Harriet blushed and smiled, and said something about wondering that people should like her so much. The idea of Mr. Elton was certainly cheering; but still, after a time, she was tender-hearted again about the rejected Mr. Martin.
“Now he has got my letter,” she said softly. “I wonder what they are all doing–whether his sisters know–if he is unhappy, they will be unhappy too. I hope he will not mind it so very much.”

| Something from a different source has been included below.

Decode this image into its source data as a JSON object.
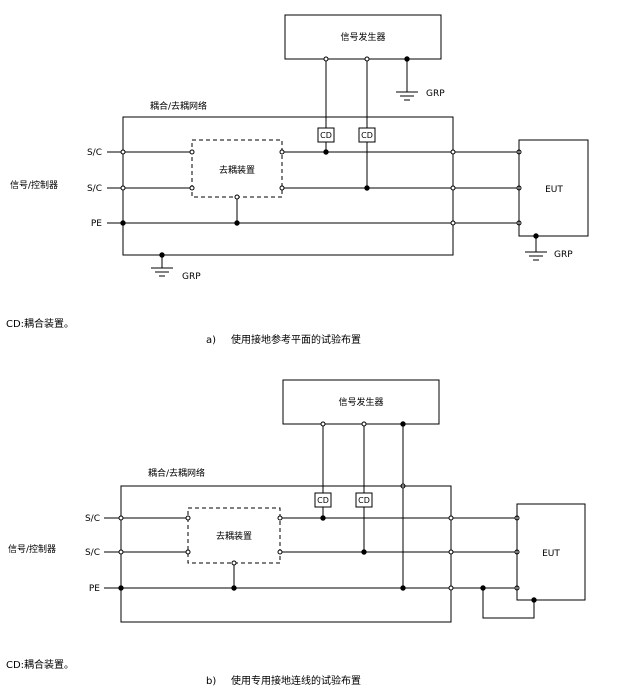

“Let us think of those among our absent friends who are more cheerfully employed,” cried Emma. “At this moment, perhaps, Mr. Elton is shewing your picture to his mother and sisters, telling how much more beautiful is the original, and after being asked for it five or six times, allowing them to hear your name, your own dear name.”
“My picture!–but he has left my picture in Bond-street.”
“He has so!–Then I know nothing of Mr. Elton. No, my dear litle modest Harriet, depend upon it the picture will not be in Bond-street till just before he mounts his horse to-morrow. It is his companion all this evening, his solace, his delight. It opens his designs to his family, it introduces you among them, it diffuses through the party those pleasant feelings of our nature eager curiosity and warm prepossession. How cheerful, how animated, how suspicious, how busy their imaginations are!”
Harriet smiled again, and her smiles grew stronger.